If we try to stick to the definition that an electron (or photon) is purely physical then it gets hard to understand it as a wave. The question is, is it because of our interpretation of what we are seeing some sort of mistake or is it just that the particle just does not behave like a physical object all the time. it is hard to imagine that something can spread out like a wave and then when it is finally measured, turns into a particle. So the idea is to seek other ways to understand it not really to try to fit it back into the framework of what we already know we dont understand and can not understand it in that framework.
 

Thread Starter

MrAl

Joined Jun 17, 2014
11,345
There is no meaning of "alive" that I understand which would make electrons "alive".
I think you were just replying to another post but i want to stay away from the discussion of what is alive and what is not alive i think that is a different concept.
 

Thread Starter

MrAl

Joined Jun 17, 2014
11,345
The entire argument is anthropomorphic.
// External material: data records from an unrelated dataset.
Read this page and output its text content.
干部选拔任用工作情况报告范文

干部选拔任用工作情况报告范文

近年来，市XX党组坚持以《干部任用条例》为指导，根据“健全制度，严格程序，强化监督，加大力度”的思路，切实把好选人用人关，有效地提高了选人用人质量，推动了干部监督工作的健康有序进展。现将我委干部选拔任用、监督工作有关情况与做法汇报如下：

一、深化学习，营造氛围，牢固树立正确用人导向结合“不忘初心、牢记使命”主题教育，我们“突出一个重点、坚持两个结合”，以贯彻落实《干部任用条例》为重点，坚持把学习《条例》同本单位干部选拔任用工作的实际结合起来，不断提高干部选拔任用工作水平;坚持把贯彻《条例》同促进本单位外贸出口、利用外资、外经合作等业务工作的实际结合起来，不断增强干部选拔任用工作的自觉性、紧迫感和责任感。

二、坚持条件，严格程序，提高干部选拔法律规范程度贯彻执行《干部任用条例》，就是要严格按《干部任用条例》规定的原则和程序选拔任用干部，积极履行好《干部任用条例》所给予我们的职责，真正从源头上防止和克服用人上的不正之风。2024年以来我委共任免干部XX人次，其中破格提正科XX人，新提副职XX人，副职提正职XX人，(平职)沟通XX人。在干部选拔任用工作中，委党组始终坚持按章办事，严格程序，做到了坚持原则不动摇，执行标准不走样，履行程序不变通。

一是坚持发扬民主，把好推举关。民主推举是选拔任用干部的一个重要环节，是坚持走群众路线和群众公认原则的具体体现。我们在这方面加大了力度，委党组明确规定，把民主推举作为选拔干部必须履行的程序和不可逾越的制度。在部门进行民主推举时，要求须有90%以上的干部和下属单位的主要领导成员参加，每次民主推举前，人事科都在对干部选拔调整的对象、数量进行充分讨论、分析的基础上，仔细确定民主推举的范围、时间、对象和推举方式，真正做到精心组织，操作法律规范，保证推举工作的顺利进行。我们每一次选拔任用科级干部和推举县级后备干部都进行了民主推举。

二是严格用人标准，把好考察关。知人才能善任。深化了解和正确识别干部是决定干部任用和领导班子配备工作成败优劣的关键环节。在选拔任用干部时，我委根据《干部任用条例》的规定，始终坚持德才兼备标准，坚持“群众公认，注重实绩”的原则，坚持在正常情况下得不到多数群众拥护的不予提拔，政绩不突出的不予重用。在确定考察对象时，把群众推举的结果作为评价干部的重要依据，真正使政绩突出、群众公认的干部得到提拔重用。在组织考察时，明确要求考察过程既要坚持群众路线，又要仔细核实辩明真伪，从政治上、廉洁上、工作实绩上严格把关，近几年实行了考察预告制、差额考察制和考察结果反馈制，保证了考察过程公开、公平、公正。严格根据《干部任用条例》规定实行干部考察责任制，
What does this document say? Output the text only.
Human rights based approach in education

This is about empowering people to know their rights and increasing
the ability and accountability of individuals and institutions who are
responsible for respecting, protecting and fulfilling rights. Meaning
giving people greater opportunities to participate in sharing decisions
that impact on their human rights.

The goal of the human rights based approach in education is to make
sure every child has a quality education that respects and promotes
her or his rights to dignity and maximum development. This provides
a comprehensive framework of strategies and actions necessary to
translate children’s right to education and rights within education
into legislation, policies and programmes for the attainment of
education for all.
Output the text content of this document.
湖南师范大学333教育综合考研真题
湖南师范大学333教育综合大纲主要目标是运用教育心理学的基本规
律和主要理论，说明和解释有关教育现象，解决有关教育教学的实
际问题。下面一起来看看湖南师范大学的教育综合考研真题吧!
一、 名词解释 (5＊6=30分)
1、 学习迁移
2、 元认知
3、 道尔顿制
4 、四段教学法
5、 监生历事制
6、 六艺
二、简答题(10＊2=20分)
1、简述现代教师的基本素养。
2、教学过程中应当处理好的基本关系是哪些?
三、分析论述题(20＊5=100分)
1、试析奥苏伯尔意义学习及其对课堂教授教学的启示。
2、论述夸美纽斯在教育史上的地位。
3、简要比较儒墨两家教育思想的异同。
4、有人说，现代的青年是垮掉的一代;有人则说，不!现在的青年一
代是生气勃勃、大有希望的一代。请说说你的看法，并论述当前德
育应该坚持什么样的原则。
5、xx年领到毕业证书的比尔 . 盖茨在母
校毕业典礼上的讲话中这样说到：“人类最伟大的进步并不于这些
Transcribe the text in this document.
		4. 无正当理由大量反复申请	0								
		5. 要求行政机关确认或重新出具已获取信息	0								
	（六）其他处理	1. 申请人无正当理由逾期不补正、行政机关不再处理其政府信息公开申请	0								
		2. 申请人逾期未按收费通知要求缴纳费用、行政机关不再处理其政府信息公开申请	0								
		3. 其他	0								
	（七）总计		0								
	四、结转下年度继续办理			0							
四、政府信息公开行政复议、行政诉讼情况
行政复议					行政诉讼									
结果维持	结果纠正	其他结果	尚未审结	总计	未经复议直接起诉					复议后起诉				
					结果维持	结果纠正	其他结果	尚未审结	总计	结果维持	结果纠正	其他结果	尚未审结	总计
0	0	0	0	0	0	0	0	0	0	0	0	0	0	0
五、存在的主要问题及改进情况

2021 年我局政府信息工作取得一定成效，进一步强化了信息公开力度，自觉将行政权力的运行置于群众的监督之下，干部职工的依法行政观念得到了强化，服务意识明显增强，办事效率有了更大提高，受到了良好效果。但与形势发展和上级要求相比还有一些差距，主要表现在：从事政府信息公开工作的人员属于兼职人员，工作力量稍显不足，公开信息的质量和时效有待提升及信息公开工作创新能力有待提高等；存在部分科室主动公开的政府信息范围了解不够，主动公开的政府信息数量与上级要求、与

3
You cannot ascribe human traits to inanimate objects or non-human animate entities. To do so is irrational.
Yeah but i already stated that it is not just a human trait. The extrapolation starts out human but trickles down from human to cow to clam to plant, and if we go further we may get down into what we call inanimate objects. It's just an extrapolation. In fact, if we were to talk about a plant (like that grows in a forest or in the back yard) we will find that many people will say that a plant has no consciousness, but more recent studies of different kinds of trees and plants co exist by using some sort of communication through the roots. The roots of nearby plants tangle underground with roots from other plants and so they are something we might call 'aware' of each other. They have to ability to change their growth behavior as a result. There are probably links for this too.

But also i am not talking about being alive or not, just conscious. If something is alive or not is another discussion i think. For example as we extrapolate down, we will eventually run into a virus. IS a virus conscious? If it is, then things that are considered to be not alive can be conscious.